Authors: Rebecca Rode
The soft white glow of a handful of lanterns greeted us. The lights were concealed deep within the branches of the trees, so they didn’t do much more than guide us to the dark outline of the waiting group of soldiers. From what Vance had said, these three hundred were only a third of our troops on the mountain. Apparently NORA wasn’t taking any chances this time.
Poly motioned for us to stay here as he and Vance pushed their way through the ranks. Major Murphy waited stiffly in front of a makeshift shelter in the center, arms folded, wearing the typical armored military uniform. A shorter figure came out of the shelter and stopped next to him. I squinted, trying to see better in the low light, wondering why the man seemed familiar. I leaned toward Neb. “Is that who I think it is?”
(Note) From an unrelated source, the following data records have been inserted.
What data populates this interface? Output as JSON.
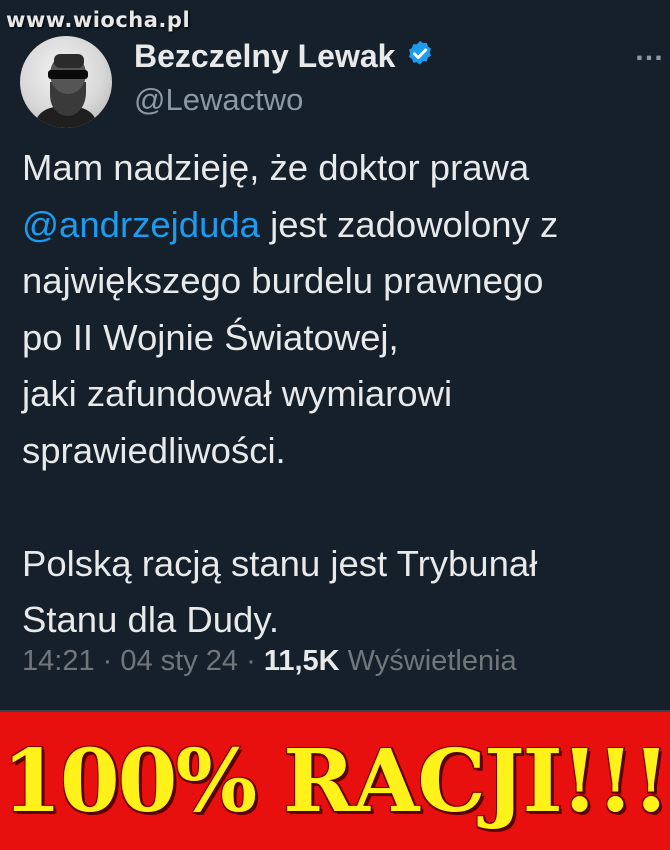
{
  "watermark": "www.wiocha.pl",
  "more_menu": "…",
  "author": {
    "name": "Bezczelny Lewak",
    "handle": "@Lewactwo",
    "verified_icon": "verified-badge-icon"
  },
  "tweet": {
    "lines": [
      [
        "Mam nadzieję, że doktor prawa"
      ],
      [
        "@andrzejduda",
        " jest zadowolony z"
      ],
      [
        "największego burdelu prawnego"
      ],
      [
        "po II Wojnie Światowej,"
      ],
      [
        "jaki zafundował wymiarowi"
      ],
      [
        "sprawiedliwości."
      ],
      [
        "Polską racją stanu jest Trybunał"
      ],
      [
        "Stanu dla Dudy."
      ]
    ],
    "mention": "@andrzejduda"
  },
  "meta": {
    "time": "14:21",
    "sep1": " · ",
    "date": "04 sty 24",
    "sep2": " · ",
    "views_count": "11,5K",
    "views_label": " Wyświetlenia"
  },
  "banner": {
    "text": "100% RACJI!!!"
  },
  "colors": {
    "background": "#15202b",
    "mention": "#1d9bf0",
    "banner_bg": "#e8100f",
    "banner_text": "#fff21a"
  }
}
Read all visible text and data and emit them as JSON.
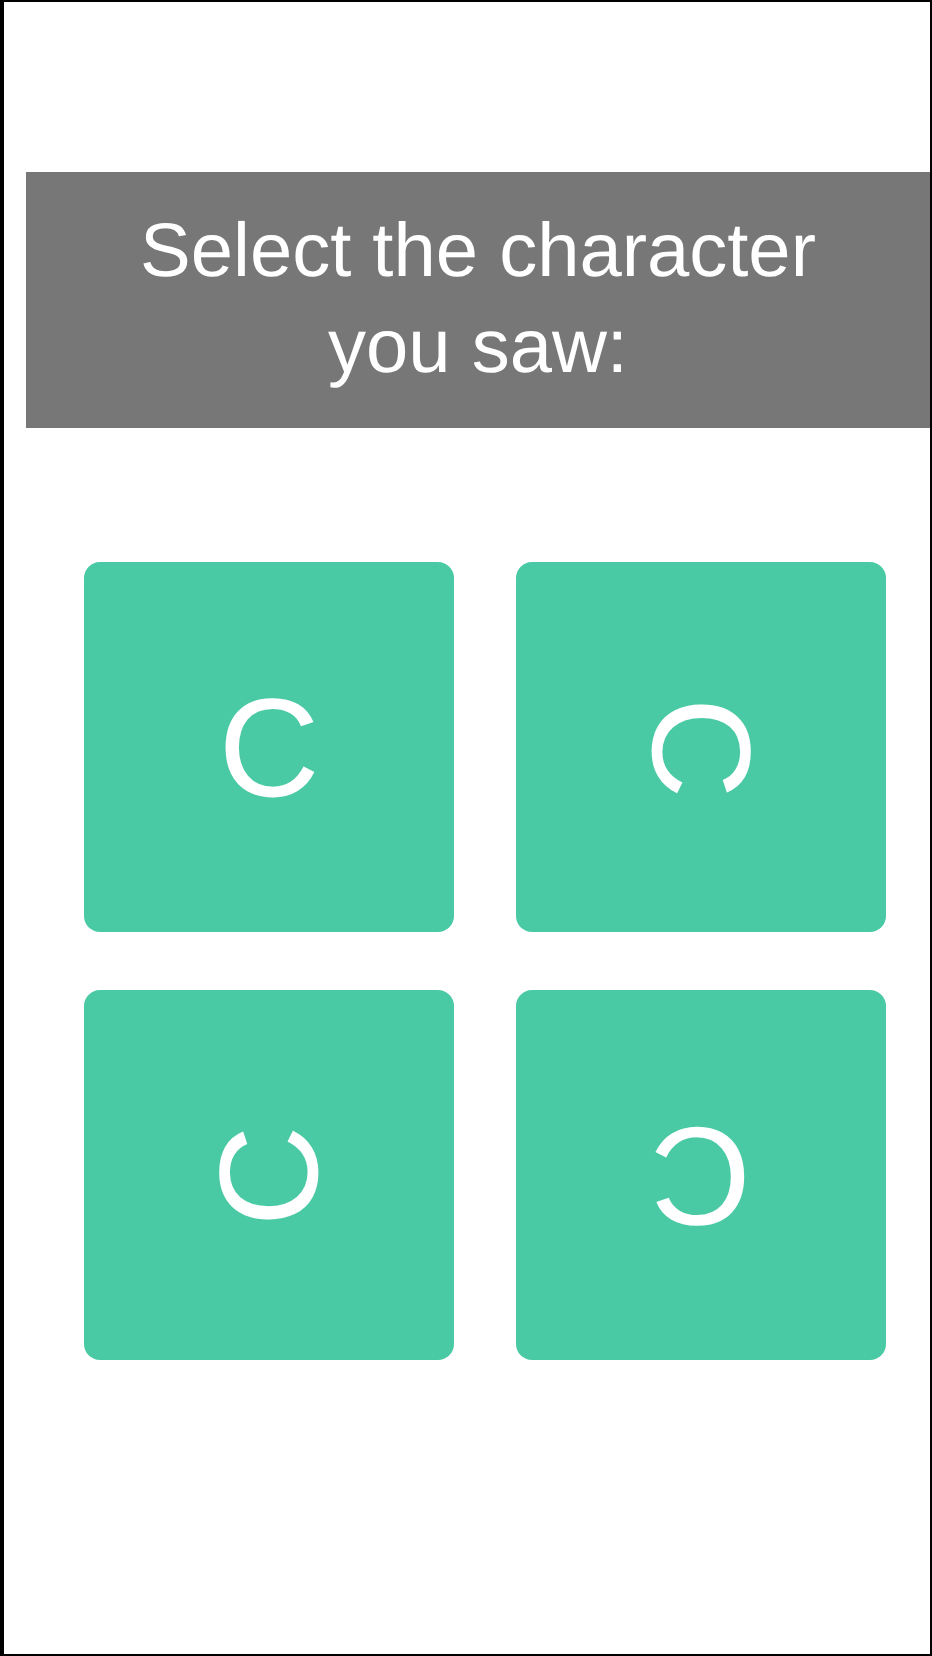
{
  "prompt": "Select the character you saw:",
  "choices": [
    {
      "character": "C",
      "kind": "upright"
    },
    {
      "character": "C",
      "kind": "clockwise"
    },
    {
      "character": "C",
      "kind": "counterclockwise"
    },
    {
      "character": "C",
      "kind": "inverted"
    }
  ]
}
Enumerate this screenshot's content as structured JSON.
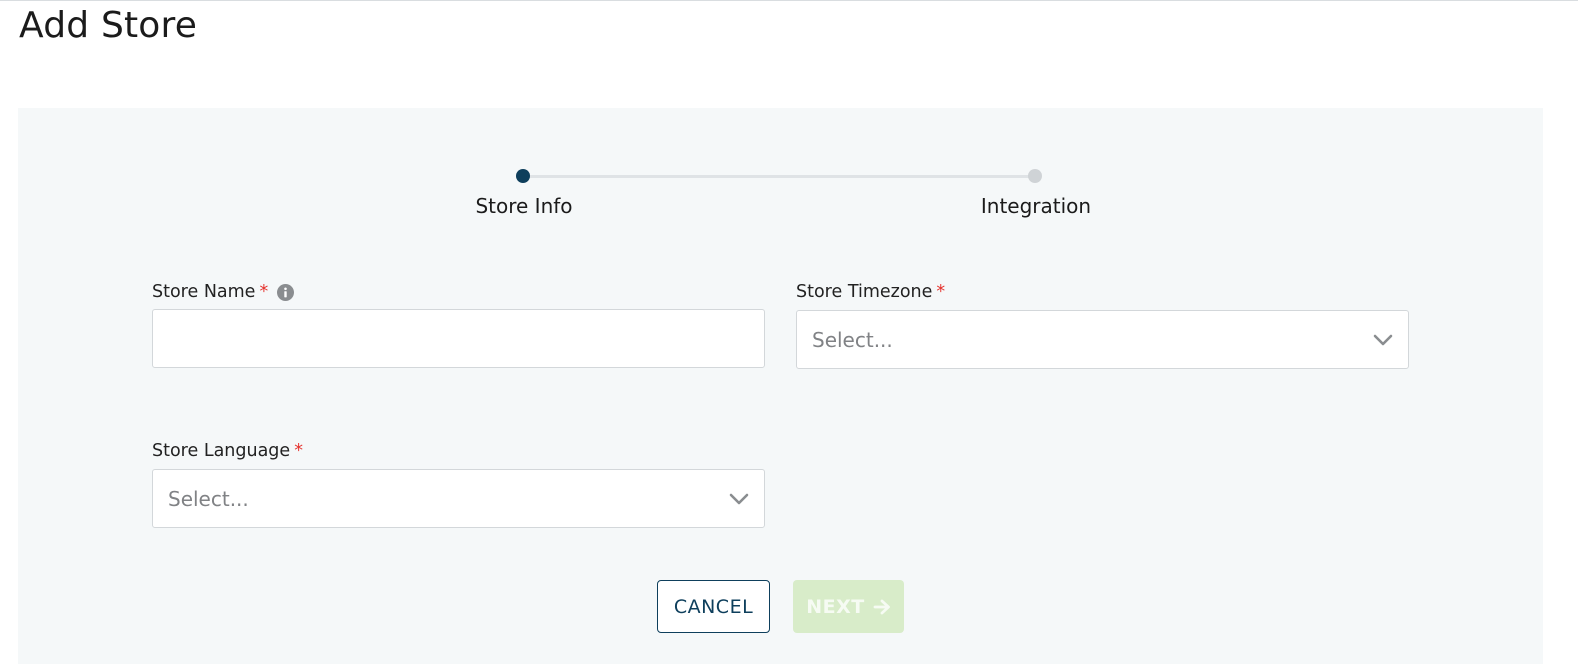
{
  "page": {
    "title": "Add Store"
  },
  "stepper": {
    "steps": [
      {
        "label": "Store Info",
        "state": "active"
      },
      {
        "label": "Integration",
        "state": "inactive"
      }
    ]
  },
  "form": {
    "store_name": {
      "label": "Store Name",
      "required_mark": "*",
      "value": "",
      "info_icon": "info-icon"
    },
    "store_timezone": {
      "label": "Store Timezone",
      "required_mark": "*",
      "placeholder": "Select..."
    },
    "store_language": {
      "label": "Store Language",
      "required_mark": "*",
      "placeholder": "Select..."
    }
  },
  "actions": {
    "cancel_label": "CANCEL",
    "next_label": "NEXT",
    "next_enabled": false
  },
  "colors": {
    "primary": "#0e3f5c",
    "required": "#e5322d",
    "next_disabled_bg": "#d8ecc9",
    "panel_bg": "#f5f8f9"
  }
}
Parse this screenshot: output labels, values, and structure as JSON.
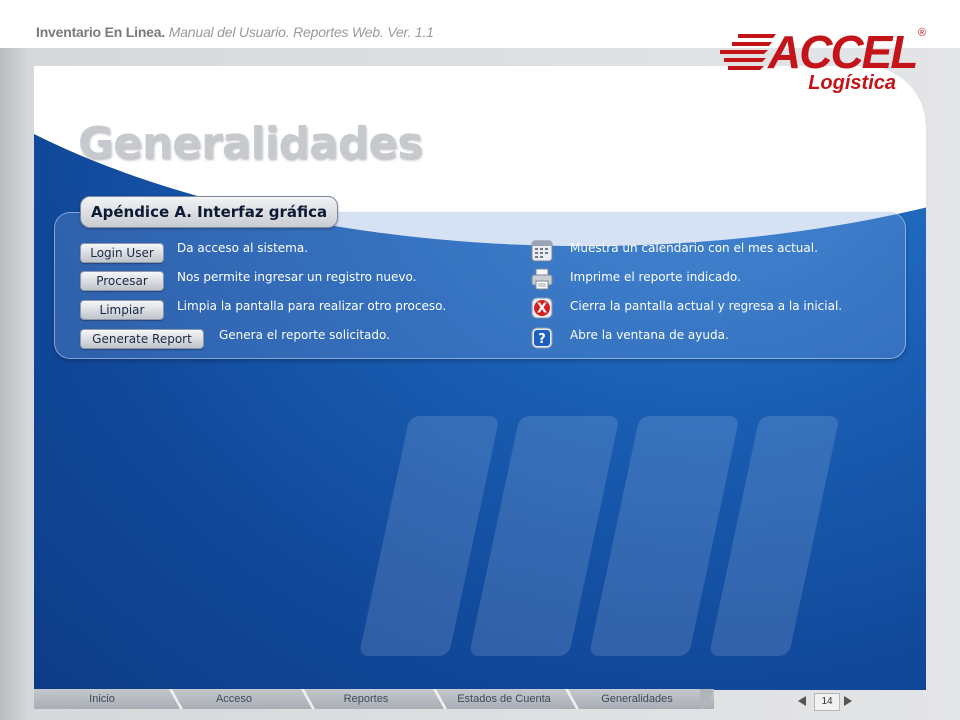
{
  "header": {
    "title_bold": "Inventario En Linea.",
    "title_rest": "Manual del Usuario. Reportes Web. Ver. 1.1"
  },
  "logo": {
    "brand": "ACCEL",
    "registered": "®",
    "subtitle": "Logística"
  },
  "page": {
    "title": "Generalidades"
  },
  "section": {
    "heading": "Apéndice A. Interfaz gráfica"
  },
  "buttons": [
    {
      "label": "Login User",
      "description": "Da acceso al sistema."
    },
    {
      "label": "Procesar",
      "description": "Nos permite ingresar un registro nuevo."
    },
    {
      "label": "Limpiar",
      "description": "Limpia la pantalla para realizar otro proceso."
    },
    {
      "label": "Generate Report",
      "description": "Genera el reporte solicitado."
    }
  ],
  "icons": [
    {
      "icon": "calendar-icon",
      "description": "Muestra un calendario con el mes actual."
    },
    {
      "icon": "printer-icon",
      "description": "Imprime el reporte indicado."
    },
    {
      "icon": "close-icon",
      "glyph": "X",
      "description": "Cierra la pantalla actual y regresa a la inicial."
    },
    {
      "icon": "help-icon",
      "glyph": "?",
      "description": "Abre la ventana de ayuda."
    }
  ],
  "nav": {
    "tabs": [
      "Inicio",
      "Acceso",
      "Reportes",
      "Estados de Cuenta",
      "Generalidades"
    ],
    "page_number": "14"
  },
  "colors": {
    "accent_red": "#c41419",
    "panel_blue": "#1a5fb4",
    "close_red": "#d62020",
    "help_blue": "#1d5fc0"
  }
}
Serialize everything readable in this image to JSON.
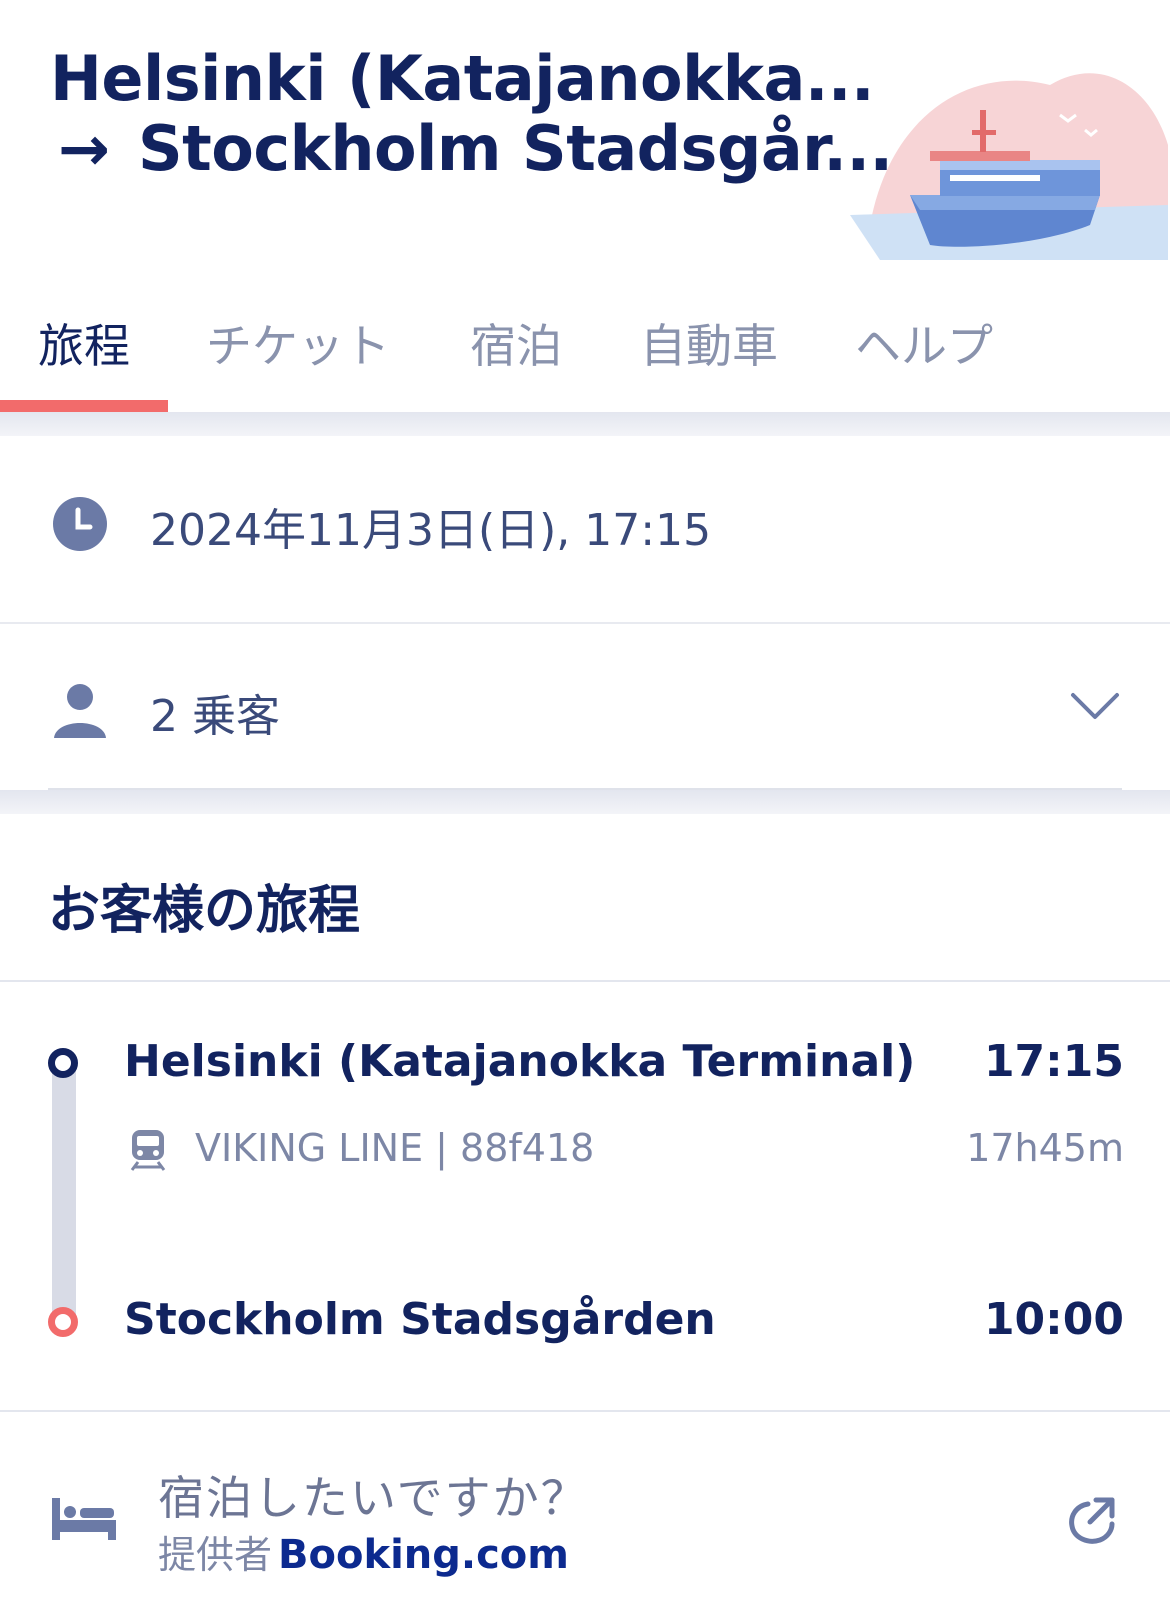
{
  "header": {
    "title_line1": "Helsinki (Katajanokka...",
    "title_line2": "Stockholm Stadsgår...",
    "arrow": "→"
  },
  "tabs": [
    {
      "label": "旅程",
      "active": true
    },
    {
      "label": "チケット",
      "active": false
    },
    {
      "label": "宿泊",
      "active": false
    },
    {
      "label": "自動車",
      "active": false
    },
    {
      "label": "ヘルプ",
      "active": false
    }
  ],
  "trip": {
    "datetime": "2024年11月3日(日), 17:15",
    "passengers": "2 乗客"
  },
  "itinerary": {
    "title": "お客様の旅程",
    "departure": {
      "name": "Helsinki (Katajanokka Terminal)",
      "time": "17:15"
    },
    "operator": "VIKING LINE | 88f418",
    "duration": "17h45m",
    "arrival": {
      "name": "Stockholm Stadsgården",
      "time": "10:00"
    }
  },
  "stay": {
    "question": "宿泊したいですか？",
    "provider_label": "提供者",
    "provider_brand": "Booking.com"
  },
  "icons": {
    "clock": "clock-icon",
    "person": "person-icon",
    "chevron": "chevron-down-icon",
    "train": "train-icon",
    "bed": "bed-icon",
    "external": "external-link-icon"
  },
  "colors": {
    "navy": "#12235f",
    "accent": "#f26b6b",
    "muted": "#7d87a6"
  }
}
“Commander Denoux himself,” he said in wonder. “I can’t believe it. He’s overseeing this mission? This must be really important. “
A sick feeling crept through my stomach, but there was nothing I could do now. I’d already agreed to this. Well, I’d been ordered to do it, and that was the same thing. Nine hundred soldiers waited to be led by the commander and the EPIC team. Was this the commander’s way of punishing us for Vance’s earlier outburst? But if that was the case, what was my part in all this?
If the empress really needed me to catch a traitor, why march me in front of an armed settlement?
After a few minutes, Poly and Vance approached with somber faces. Everyone was alert, stretching sore legs and arms and checking their weapons.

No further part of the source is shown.